His Canadian counterpart, Jim Flaherty, said the risk of a global recession would be dramatically higher if next Sunday’s European summit failed to deliver.
British finance minister George Osborne told reporters his continental euro zone colleagues “will have left Paris under no misunderstanding that there is a huge amount of pressure on them to deliver a solution to the crisis”.
Treasury Secretary Timothy Geithner told reporters he was encouraged that the latest EU moves toward an overall strategy to tackle the two-year-old crisis contained the right elements, notably a recapitalization of European banks.
“They clearly have more work to do on the strategy and the details, but when France and Germany agree on a plan together and decide to act, big things are possible,” Geithner said.
“I am encouraged by the speed and direction in which they are moving.”
The communique urged the euro zone “to maximize the impact of the EFSF (bailout fund) in order to address contagion”. EU officials said the most likely option was to use the 440 billion euro fund to offer partial loss insurance to buyers of stressed member states’ bonds in a bid to stabilize the market.

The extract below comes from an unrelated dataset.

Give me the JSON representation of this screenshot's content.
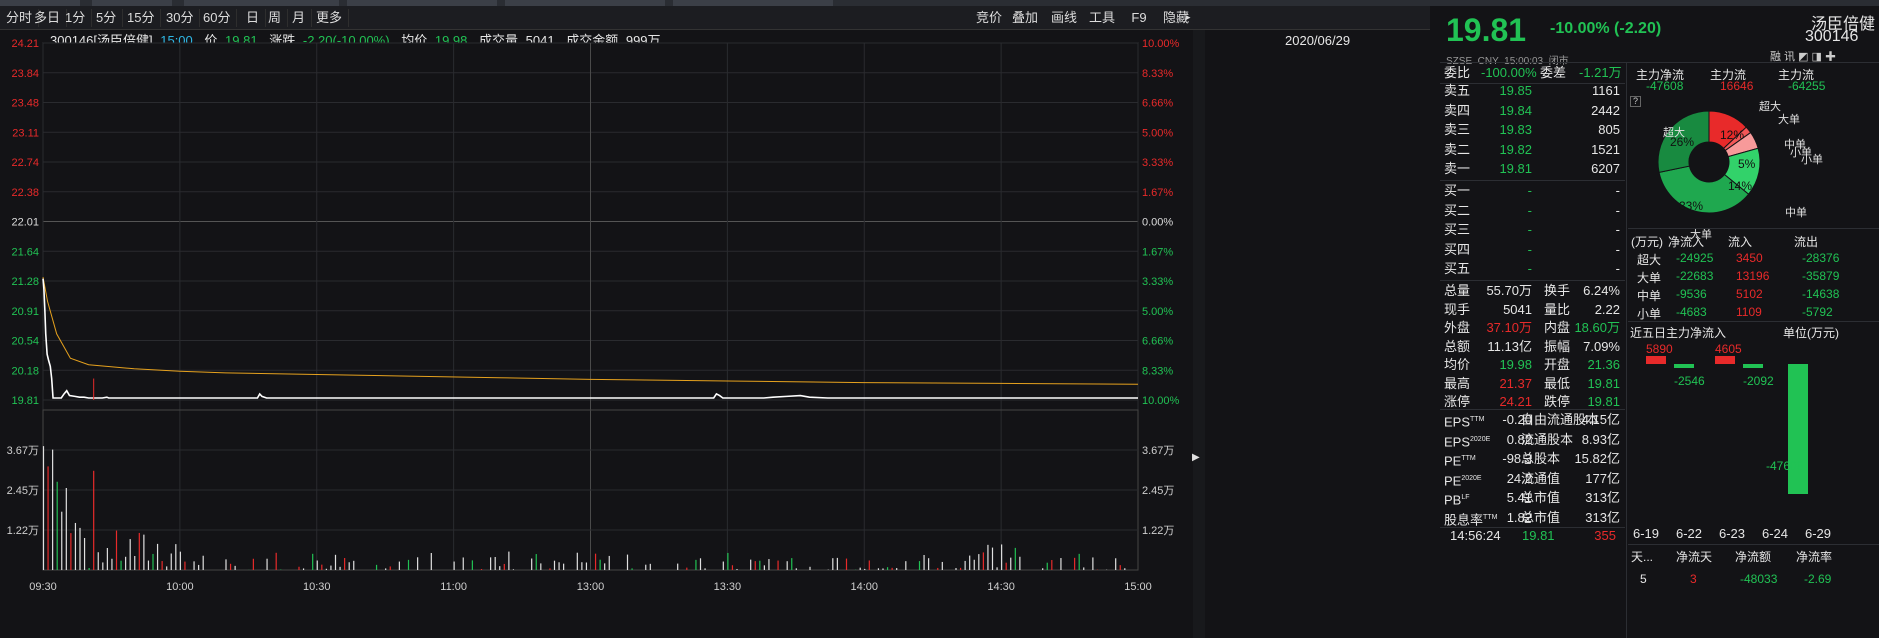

Efforts by some countries to increase the IMF’s warchest to fight the crisis ran into resistance from the United States and others on Friday, burying the idea for now and putting the onus firmly back on Europe.
Geither said the IMF already had very substantial financial firepower and Washington would support committing more of the existing resources to supplement a well-designed European strategy with more euro zone funding.
As the G20 finance ministers and central bankers met in Paris, anti-capitalist protesters rallied around the world, shouting their rage against bankers and politicians accused of ruining economies and condemning millions to hardship through greed and bad government.
Many of the protests, galvanized by the Occupy Wall Street movement, were small and peaceful. But in Rome hundreds of hooded rioters burned cars and smashed shop and bank windows in some of the worst violence in the Italian capital for years.